С тех пор я изучаю места только так: внимаю своим ощущениям и одновременно беспристрастно и отстраненно анализирую то, что вижу. Необходимость такого подхода – главная тема этой книги. Хотим мы того или нет, замечаем или не замечаем, но места окутывают нас чувствами, направляют наши движения, меняют наши убеждения и решения и, может быть, иногда помогают получить возвышенный религиозный опыт. Как добиться такого эффекта, известно людям с тех пор, как появилась наша цивилизация, но многое остается неясным. Наука, изучающая взаимодействие человека и застроенной среды, только зарождается, и очень многие, включая самые влиятельные круги, заинтересованы в ее развитии. Вместе с новыми технологиями, помогающими нам контролировать поведение и создавать чуткие к нашим потребностям пространства, эта наука готовит нас к вхождению в новую эпоху взаимоотношений между человеком и окружающей средой.
Кажется, что существует бесконечное разнообразие подходов к пониманию того, как происходит взаимодействие людей и зданий. Мы можем расценивать здание как произведения искусства, политический символ, памятник истории и даже просто как инструмент – универсальную емкость для ведения человеческой жизни. Я постарался разработать подход, основанный на фундаментальных положениях психологии и нейробиологии. Но как бы ни пытался следовать своим принципам при анализе того, как здания и города на нас воздействуют, я все равно иногда чувствую дрожь в коленях – такую же, как ощущал в шестилетнем возрасте, глядя на Стоунхендж. Этот трепет напоминает мне, что сводить значение архитектурных произведений к простой системе уравнений нельзя, иначе мы рискуем упустить ответы на самые важные вопросы. Мне кажется, что я стою на великой границе – одной ногой на той половине, где в моем распоряжении поразительные инструменты нового поколения, которые я могу использовать для соединения психологии и архитектуры, а другой ногой – там, где меня одолевают вопросы, не злоупотребляю ли я этими инструментами и каким может стать мир, если такие методики начнут применяться повсеместно и без ограничений. Если вас мучают те же сомнения, что и меня, или если для вас все это подобно слабым раскатам далекой грозы, бодрящим и немного пугающим, – то вы находитесь на той же границе. Мы все понимаем, что что-то грядет, в каком-то смысле оно уже здесь, но не знаем точно, как реагировать.

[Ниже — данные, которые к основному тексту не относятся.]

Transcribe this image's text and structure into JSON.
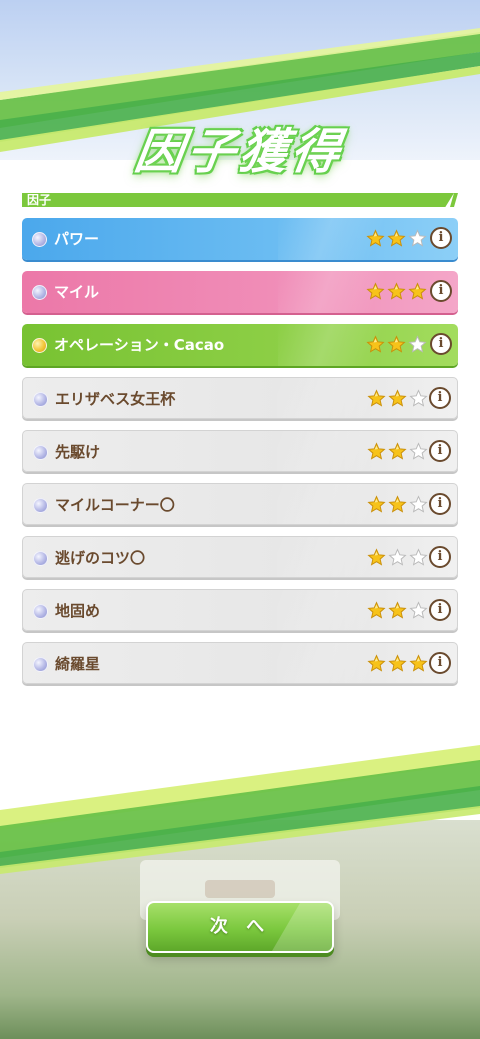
{
  "screen": {
    "title": "因子獲得",
    "section_label": "因子",
    "next_button_label": "次 へ",
    "background_blur_text": "閉じる"
  },
  "factors": [
    {
      "name": "パワー",
      "stars": 2,
      "max_stars": 3,
      "style": "blue",
      "dot": "silver"
    },
    {
      "name": "マイル",
      "stars": 3,
      "max_stars": 3,
      "style": "pink",
      "dot": "silver"
    },
    {
      "name": "オペレーション・Cacao",
      "stars": 2,
      "max_stars": 3,
      "style": "green",
      "dot": "gold"
    },
    {
      "name": "エリザベス女王杯",
      "stars": 2,
      "max_stars": 3,
      "style": "gray",
      "dot": "silver"
    },
    {
      "name": "先駆け",
      "stars": 2,
      "max_stars": 3,
      "style": "gray",
      "dot": "silver"
    },
    {
      "name": "マイルコーナー〇",
      "stars": 2,
      "max_stars": 3,
      "style": "gray",
      "dot": "silver"
    },
    {
      "name": "逃げのコツ〇",
      "stars": 1,
      "max_stars": 3,
      "style": "gray",
      "dot": "silver"
    },
    {
      "name": "地固め",
      "stars": 2,
      "max_stars": 3,
      "style": "gray",
      "dot": "silver"
    },
    {
      "name": "綺羅星",
      "stars": 3,
      "max_stars": 3,
      "style": "gray",
      "dot": "silver"
    }
  ],
  "icons": {
    "info": "info-icon",
    "star_filled": "star-filled-icon",
    "star_empty": "star-empty-icon"
  },
  "colors": {
    "blue": "#4ba8ec",
    "pink": "#ec78a8",
    "green": "#78c232",
    "gray": "#e8e8e8",
    "text_brown": "#6a4a2e",
    "star_gold": "#f5c518"
  }
}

Какое-то время назад меня попросили провести презентацию для аудитории, в большинстве своем состоящей из дизайнеров и архитекторов. Презентация проходила в форме дискуссии между мной и одним видным архитектором из Ванкувера, ведущим был еще один архитектор, а в проспектах это все описали как «столкновение нейробиологии и архитектуры», из-за чего я немного нервничал. Я никогда не думал, что мой небольшой вклад в понимание того, как лучше строить здания, вообще может вступить в противоречие хоть с чем-то, не говоря уже обо всей архитектуре. Наивно, быть может, но я всегда предполагал, что моя роль в мире архитектурного проектирования – указывать на научно обоснованные закономерности, найденные мной благодаря данным, которые я получал в ходе своих экспериментов. Я просто помогаю строить более подходящие для нас здания. Дискуссия ничем не отличалась от других подобных мероприятий: архитектор рассказал о своих творениях, а я – о своей научной работе. Но во время ничем не ограниченного обсуждения, последовавшего за нашими формальными выступлениями, выявились некоторые разногласия, и я начал понимать, почему научные доказательства связи между обликом зданий и человеческой психологией вызвали у моего оппонента тревогу. Все свелось к вопросу о свободе. Вот в чем заключался довод архитектора: если результаты моего эксперимента будут убедительно свидетельствовать о том, что круглые двери по сравнению с прямоугольными вызывают у людей меньше стресса и меньший выброс кортизола в кровь, снижая риск возникновения сердечно-сосудистых заболеваний, то какой-нибудь административный орган – скажем, муниципалитет, отвечающий за утверждение современных строительных норм, – может из самых лучших побуждений постановить, что отныне и навсегда в этом городе должны быть только круглые двери. И хотя этот конкретный пример может показаться несколько курьезным (хотя я бы не удивился, если бы круглые двери из мира хоббитов действительно улучшали самочувствие людей), он проливает свет на проблему.